No somos como los Fanghurs o las víboras, que abandonan a sus pequeños para que vivan o mueran según dicte el destino. Si hubiéramos participado en la batalla de Doru Araeba, solo habríamos conseguido que nos destruyeran. La victoria de Galbatorix habría sido absoluta (y de hecho, él cree que lo fue) y nuestra raza habría desaparecido para siempre de la faz de la Tierra.
Cuando se hizo evidente el alcance del poder y de la ambición de Galbatorix
—intervino Glaedr—,
y cuando nos dimos cuenta de que él y los traidores que le secundaban intentaban atacar, Vroengard, Vrael, Umaroth, Oromis y yo y unos cuantos más decidimos que sería mejor esconder los huevos de dragón, así como unos cuantos eldunarís. Resultó fácil convencer a los dragones salvajes; Galbatorix les estaba dando caza y no tenían defensas contra su magia. Vinieron aquí y confiaron a sus crías por nacer a Vrael, y las dragonas que pudieron, pusieron sus huevos (cuando quizás hubieran esperado a más adelante), puesto que sabíamos que la supervivencia de nuestra raza estaba en peligro. Según parece, hicimos bien en tomar esas precauciones.

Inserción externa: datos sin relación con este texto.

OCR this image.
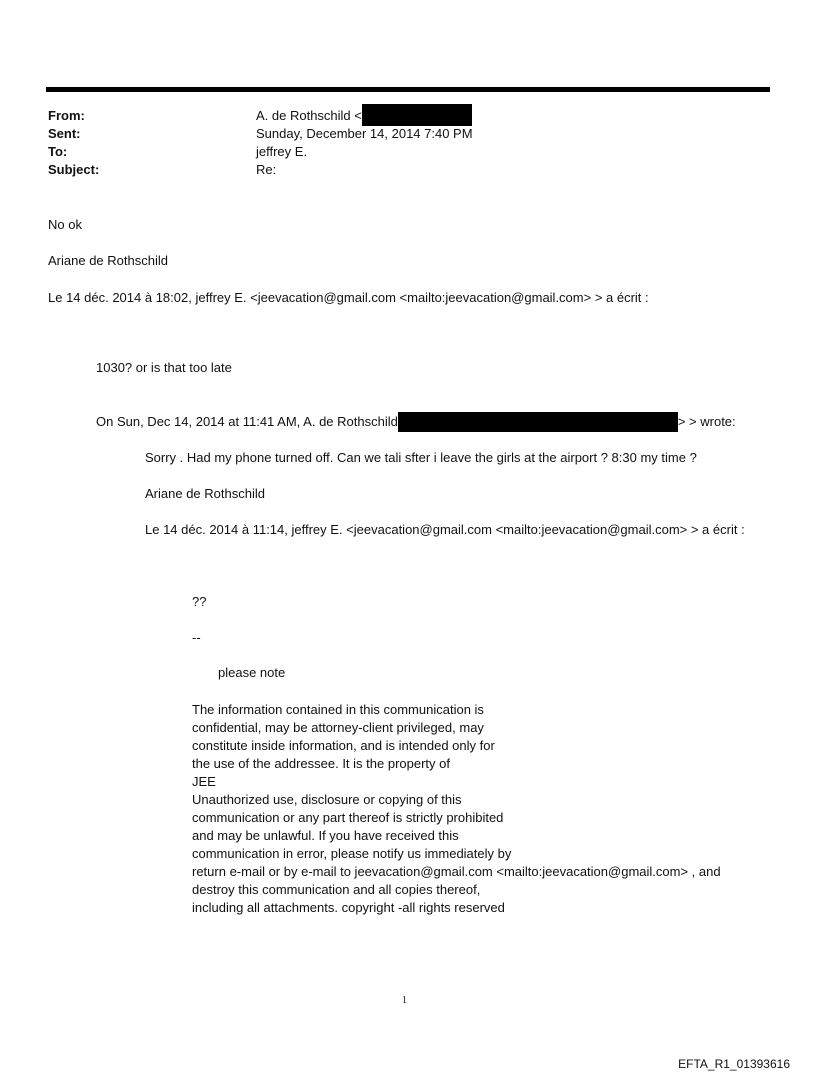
From:	A. de Rothschild <
Sent:	Sunday, December 14, 2014 7:40 PM
To:	jeffrey E.
Subject:	Re:
No ok
Ariane de Rothschild
Le 14 déc. 2014 à 18:02, jeffrey E. <jeevacation@gmail.com <mailto:jeevacation@gmail.com> > a écrit :
1030? or is that too late
On Sun, Dec 14, 2014 at 11:41 AM, A. de Rothschild	> > wrote:
Sorry . Had my phone turned off. Can we tali sfter i leave the girls at the airport ? 8:30 my time ?
Ariane de Rothschild
Le 14 déc. 2014 à 11:14, jeffrey E. <jeevacation@gmail.com <mailto:jeevacation@gmail.com> > a écrit :
??
--
please note
The information contained in this communication is
confidential, may be attorney-client privileged, may
constitute inside information, and is intended only for
the use of the addressee. It is the property of
JEE
Unauthorized use, disclosure or copying of this
communication or any part thereof is strictly prohibited
and may be unlawful. If you have received this
communication in error, please notify us immediately by
return e-mail or by e-mail to jeevacation@gmail.com <mailto:jeevacation@gmail.com> , and
destroy this communication and all copies thereof,
including all attachments. copyright -all rights reserved
1
EFTA_R1_01393616
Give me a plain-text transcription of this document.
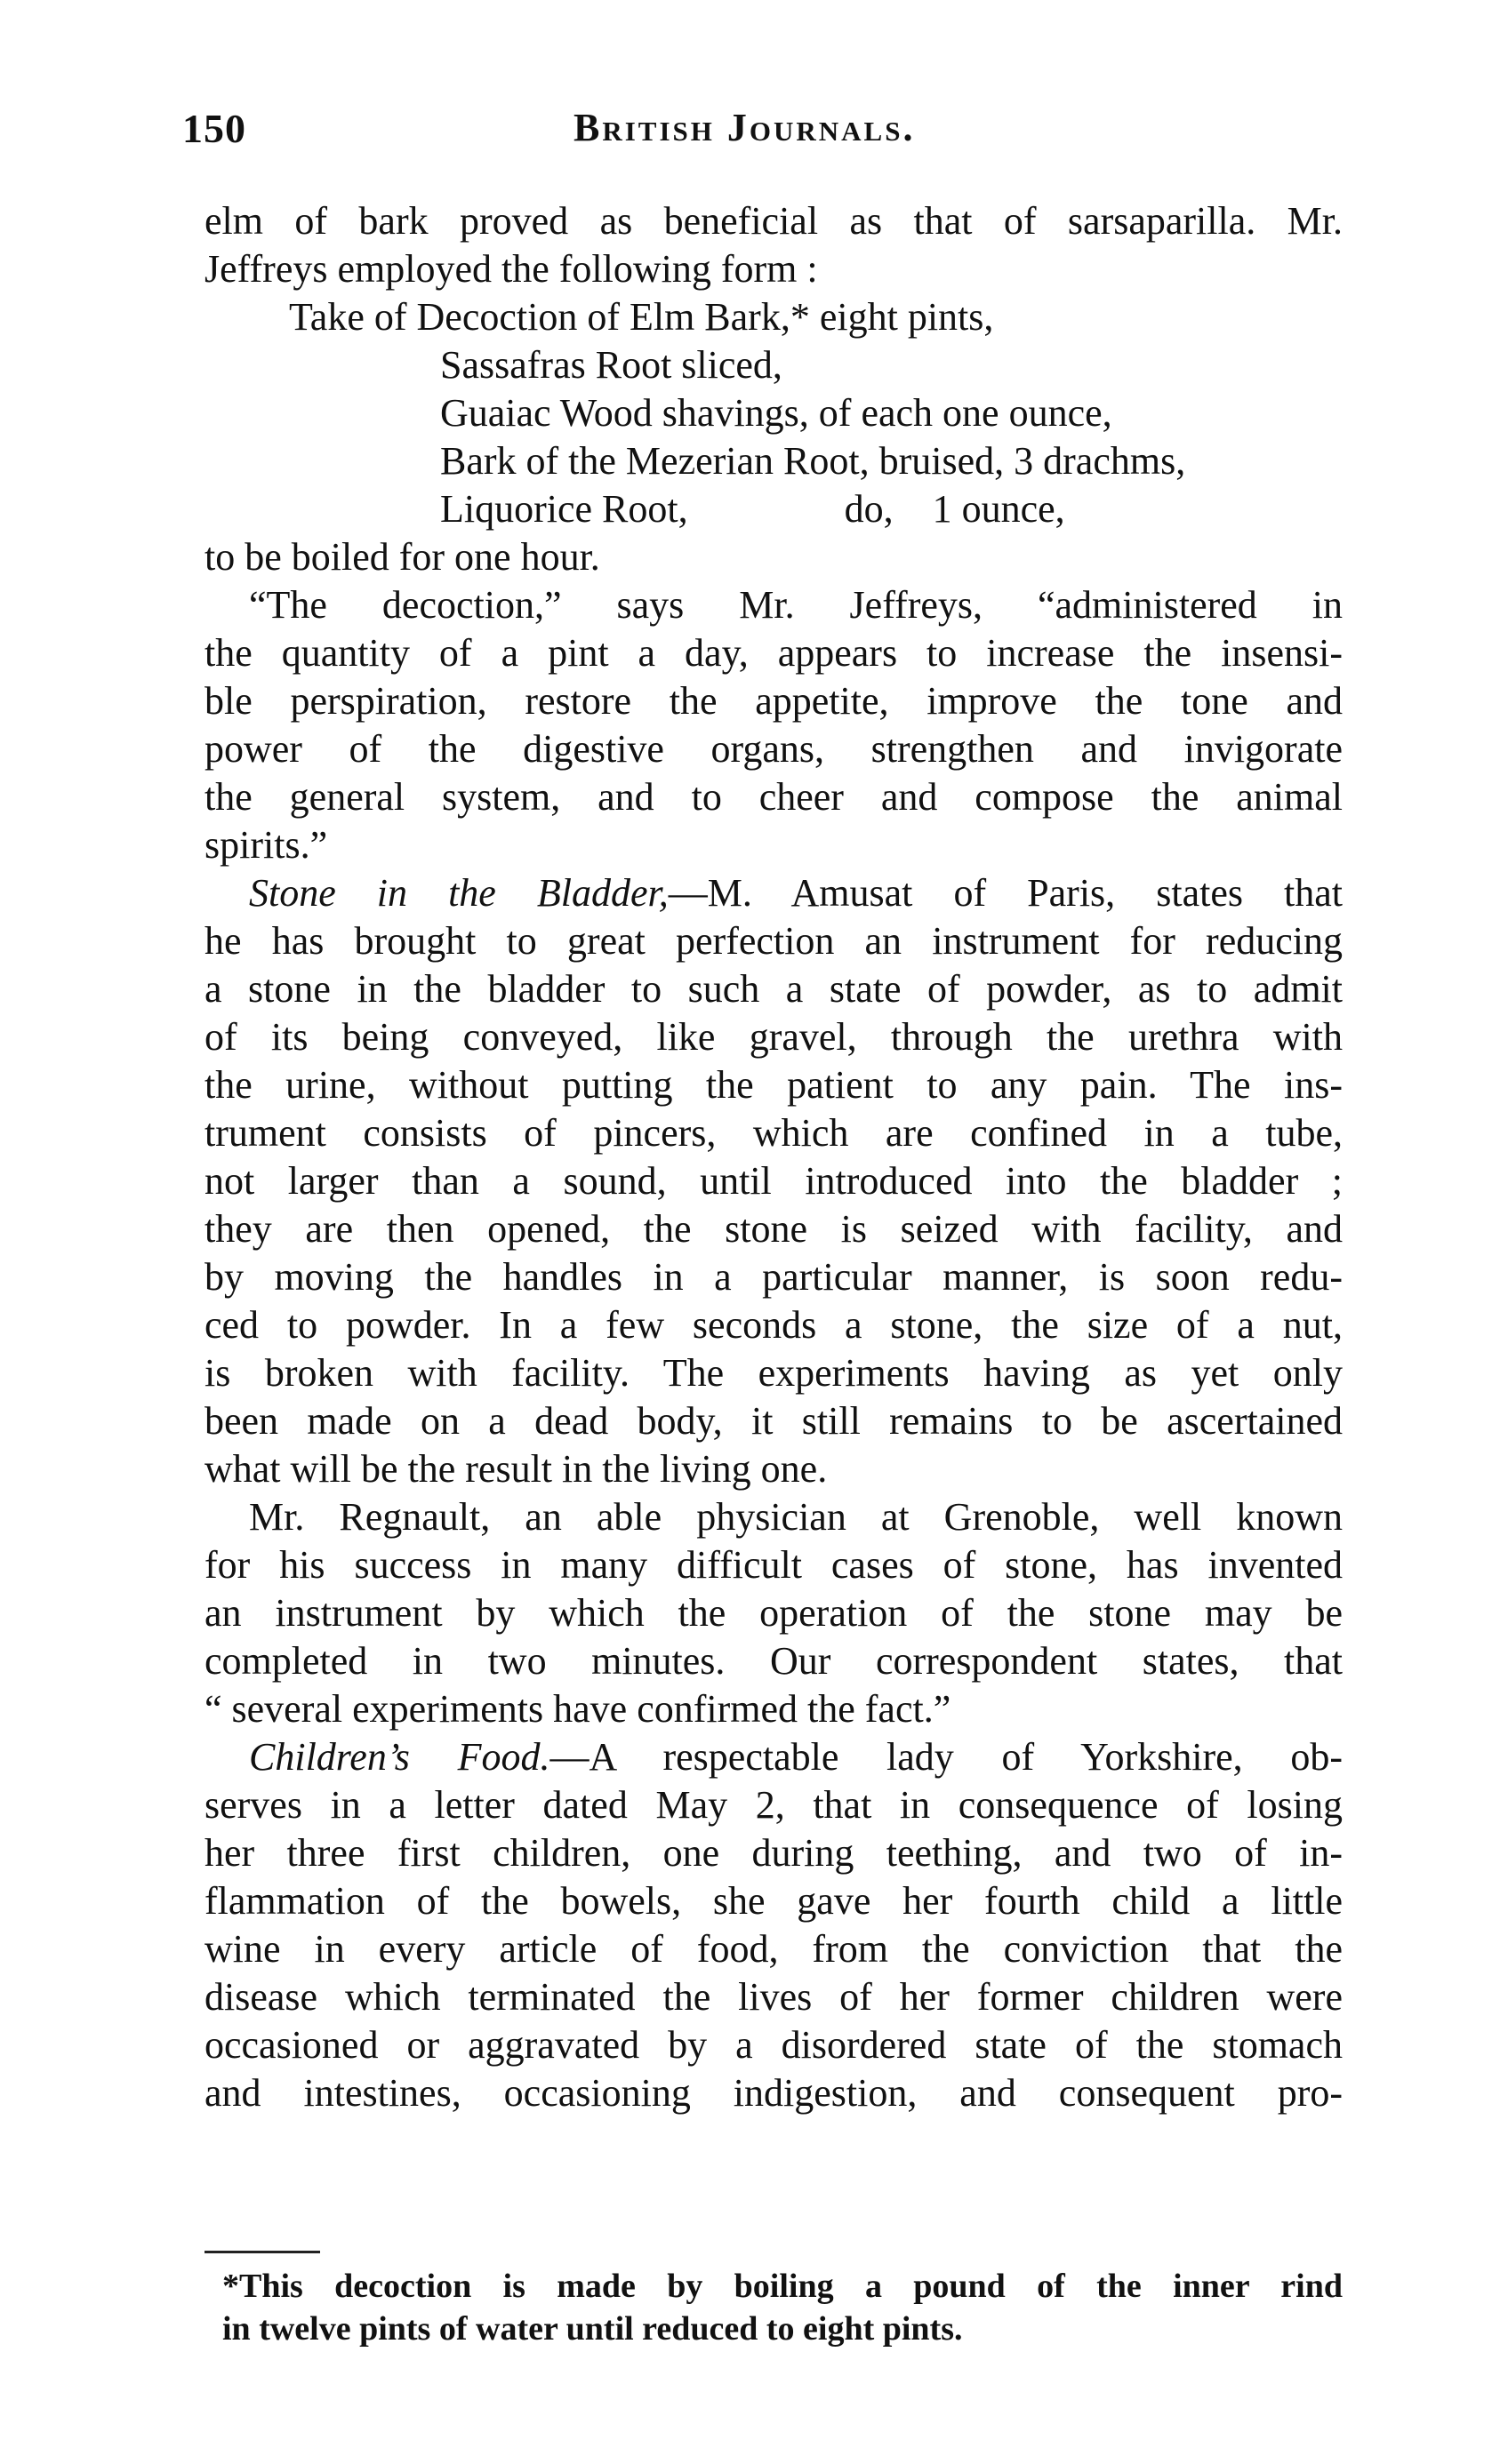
150	British Journals.
elm of bark proved as beneficial as that of sarsaparilla. Mr.
Jeffreys employed the following form :
Take of Decoction of Elm Bark,* eight pints,
Sassafras Root sliced,
Guaiac Wood shavings, of each one ounce,
Bark of the Mezerian Root, bruised, 3 drachms,
Liquorice Root,                do,    1 ounce,
to be boiled for one hour.
“The decoction,” says Mr. Jeffreys, “administered in
the quantity of a pint a day, appears to increase the insensi-
ble perspiration, restore the appetite, improve the tone and
power of the digestive organs, strengthen and invigorate
the general system, and to cheer and compose the animal
spirits.”
Stone in the Bladder,—M. Amusat of Paris, states that
he has brought to great perfection an instrument for reducing
a stone in the bladder to such a state of powder, as to admit
of its being conveyed, like gravel, through the urethra with
the urine, without putting the patient to any pain. The ins-
trument consists of pincers, which are confined in a tube,
not larger than a sound, until introduced into the bladder ;
they are then opened, the stone is seized with facility, and
by moving the handles in a particular manner, is soon redu-
ced to powder. In a few seconds a stone, the size of a nut,
is broken with facility. The experiments having as yet only
been made on a dead body, it still remains to be ascertained
what will be the result in the living one.
Mr. Regnault, an able physician at Grenoble, well known
for his success in many difficult cases of stone, has invented
an instrument by which the operation of the stone may be
completed in two minutes. Our correspondent states, that
“ several experiments have confirmed the fact.”
Children’s Food.—A respectable lady of Yorkshire, ob-
serves in a letter dated May 2, that in consequence of losing
her three first children, one during teething, and two of in-
flammation of the bowels, she gave her fourth child a little
wine in every article of food, from the conviction that the
disease which terminated the lives of her former children were
occasioned or aggravated by a disordered state of the stomach
and intestines, occasioning indigestion, and consequent pro-
*This decoction is made by boiling a pound of the inner rind
in twelve pints of water until reduced to eight pints.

Eragon se frotó las sienes.
—¿Cómo es que no sabías esto antes? ¿Por qué no lo sabía Oromis? ¿Y cómo es posible ocultar sus mentes? Me dijiste que eso no se podía hacer.
Y no se puede
—respondió Glaedr—,
o por lo menos no con magia de forma exclusiva. En este caso, no obstante, lo que no se puede conseguir con la magia se logra con la distancia. Por eso estamos a tanta profundidad, kilómetro y medio bajo el monte Erolas. Aunque a Galbatorix o a los Apóstatas se les hubiera ocurrido buscar con la mente en un lugar tan poco probable, la roca que hay por medio les habría impedido sentir nada más que un confuso flujo de energía, que habrían atribuido a remolinos en las corrientes de magma de la Tierra que pasan por aquí debajo. Es más, antes de la batalla de Doru Araeba, hace más de cien años, se sumió a todos los eldunarís en un trance tan profundo que simulaba la muerte, lo que dificultaba mucho más aún su localización. Pensábamos despertarlos tras el final de la guerra, pero los que construyeron este lugar también formularon un hechizo que los despertaría del trance tras un número determinado de lunas.